CUNGKRING
Episode3
Oleh Riska Ramdiani
(Untuk SUN yang kurindu)
Aku pernah menulisnya
dalam sebuah puisi yang sedih, sebelum media menghapusku secara perlahan dalam
episode harinya. Namun, siang ini, tiba-tiba temanku menyebut lagi namamu. Tak dapat
memunafikan diri, jantungku berdetak kencang mendengarnya. Diapun memintaku
untuk mengantarnya bertemu denganmu, Cungkring. Selama perjalanan, hatiku tak
karuan. Aku tersenyum sendiri dan otakku mencari ide apa yang harus kulakukan
di depanmu, di depan orang yang telah membuatku merasakan jatuh cinta kembali.
Ah, kau kini berada di
depanku. Kakiku terasa gemetar, mulutku terasa kaku. Aku benar-benar membenci
suasana seperti ini, membenci suasana yang membuatku bingung harus berbuat apa.

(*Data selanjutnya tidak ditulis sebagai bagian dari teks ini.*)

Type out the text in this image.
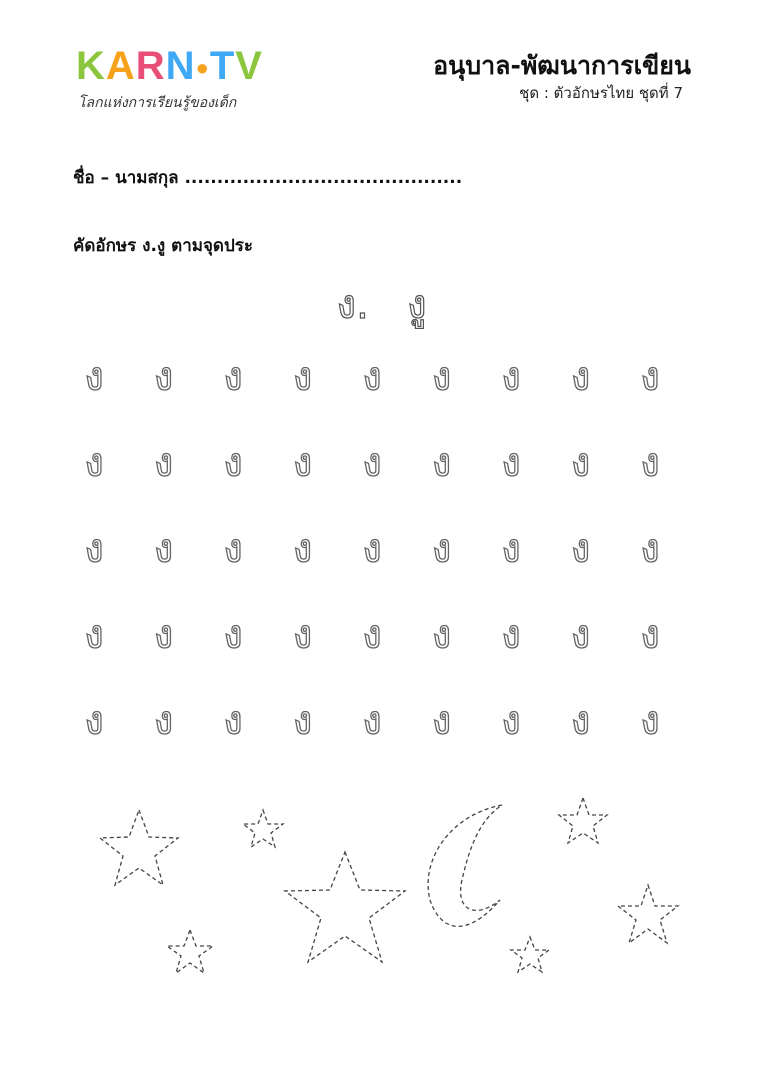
KARN●TV
โลกแห่งการเรียนรู้ของเด็ก
อนุบาล-พัฒนาการเขียน
ชุด : ตัวอักษรไทย ชุดที่ 7
ชื่อ – นามสกุล ...........................................
คัดอักษร ง.งู ตามจุดประ
ง. งู
ง	ง	ง	ง	ง	ง	ง	ง	ง
ง	ง	ง	ง	ง	ง	ง	ง	ง
ง	ง	ง	ง	ง	ง	ง	ง	ง
ง	ง	ง	ง	ง	ง	ง	ง	ง
ง	ง	ง	ง	ง	ง	ง	ง	ง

Lagi-lagi suara yang akrab ditelinga terdengar. Lama aku menunggu kau bersua. Cungkring,
kau berhasil mencuri mata. Siang ini kita dipertemukan dengan raga yang hanya
sedepa. Senyummu itu entah bermakna apa,
namun senyum itu akan kuanggap sebagai senyum ucapan “selamat datang”.
Kita larut dalam perbincangan,
bertanya dan menjawab dengan hal yang membuat pendengar tertawa kegelian. Lalu kau
berkata, “Jangan menatapku!”, aku hanya tersenyum dan menggerutu dalam hati, “Andai
kubisa menatapmu lebih lama, andai aku diizinkan untuk memelukmu yang hanya
sedepa dariku, andai langit mengizinkannya.”
Ketika kau berdiri
disampingku yang hanya sedepa itu betapa bahagianya bisa menatap wajahmu dengan
dekat, betapa kunikmati detak jantung yang tak menentu ini. Kau tahu, Cungkring?

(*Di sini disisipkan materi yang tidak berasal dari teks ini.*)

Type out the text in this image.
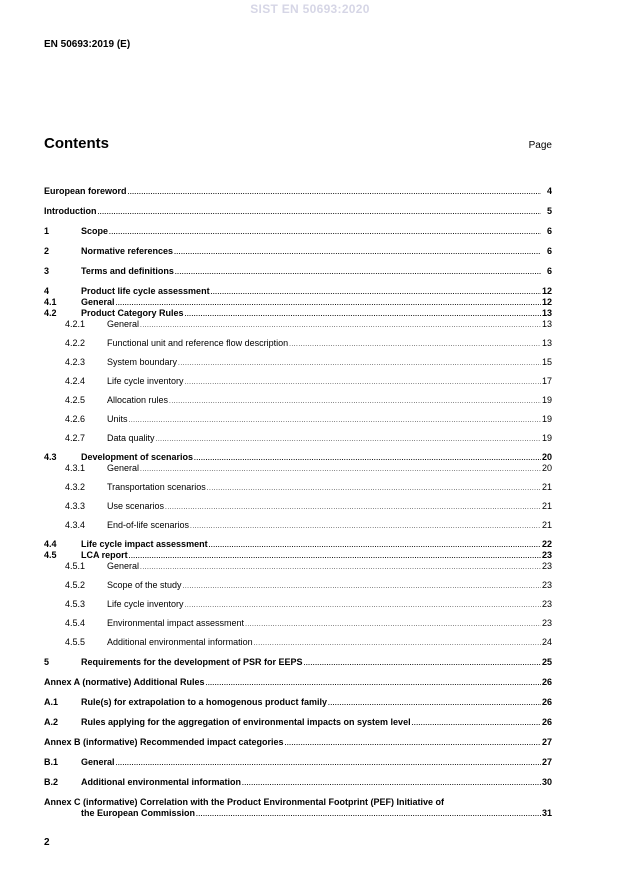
SIST EN 50693:2020
EN 50693:2019 (E)
Contents	Page
European foreword .....	4
Introduction .....	5
1	Scope .....	6
2	Normative references .....	6
3	Terms and definitions .....	6
4	Product life cycle assessment .....	12
4.1	General .....	12
4.2	Product Category Rules .....	13
4.2.1	General .....	13
4.2.2	Functional unit and reference flow description .....	13
4.2.3	System boundary .....	15
4.2.4	Life cycle inventory .....	17
4.2.5	Allocation rules .....	19
4.2.6	Units .....	19
4.2.7	Data quality .....	19
4.3	Development of scenarios .....	20
4.3.1	General .....	20
4.3.2	Transportation scenarios .....	21
4.3.3	Use scenarios .....	21
4.3.4	End-of-life scenarios .....	21
4.4	Life cycle impact assessment .....	22
4.5	LCA report .....	23
4.5.1	General .....	23
4.5.2	Scope of the study .....	23
4.5.3	Life cycle inventory .....	23
4.5.4	Environmental impact assessment .....	23
4.5.5	Additional environmental information .....	24
5	Requirements for the development of PSR for EEPS .....	25
Annex A (normative) Additional Rules .....	26
A.1	Rule(s) for extrapolation to a homogenous product family .....	26
A.2	Rules applying for the aggregation of environmental impacts on system level .....	26
Annex B (informative) Recommended impact categories .....	27
B.1	General .....	27
B.2	Additional environmental information .....	30
Annex C (informative) Correlation with the Product Environmental Footprint (PEF) Initiative of
the European Commission .....	31
2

Yang kutakutkan pada pertemuan tadi adalah aku takut ketahuan, ketahuan
diam-diam mencuri menatap wajah indahmu. Candamu yang mengagetkanku, memegang
tubuh kiri dan kananku, tinju kecil tanganmu tadi, aku akan mengingatnya. Aku akan
selalu mengingat tatapan matamu, siluet tubuhmu, gaya rambutmu, bahkan desahan
napasmu, aku akan mengingatnya.
Cungkring, mengapa langit
begitu tak adil? Mengutukku dengan mengagumi dengan hal yang tak tersentuh. Mengapa semesta tak memberi iba? Membiarkanku
menyimpan rasa yang tak termaafkan. Mengapa angin tak begitu peka? Untuk
membiarkanku memeluk tubuh kecilmu. Cungkring, aku sangat menyedihkan. Tak
mampu membuat rasa menjadi sebuah kenangan. Semoga langit memberikanku kesempatan
untuk berada di sampingmu dengan waktu yang lebih lama, agar kata yang ada di
hati tersampaikan. Dia sudah seperti mempunyai tempat tidur sendiri di relung
hati ini, dia kini telah terbangun dari tidur panjangnya, sehingga dia dengan
seenaknya saja menganggu malam-malam tidurku.
Meski aku berusaha
menghapusnya, wajahnya
tetap saja
terlukis di langit itu. Sungguh,
aku tersiksa dengan semua ini. Telah puas aku menunggu dan berkhayal
tentangnya, tapi aku tak bisa menyentuh wajah indahnya. Bahkan jika aku
diberikan satu permintaan, Tuhan, izinkan aku untuk mencium bibirnya sekali
saja untuk membiarkan dia pergi, melepaskan dia jika memang Kau tak menakdirkan
dia bukan untukku, setidaknya aku pernah merasakan dinginnya bibir itu.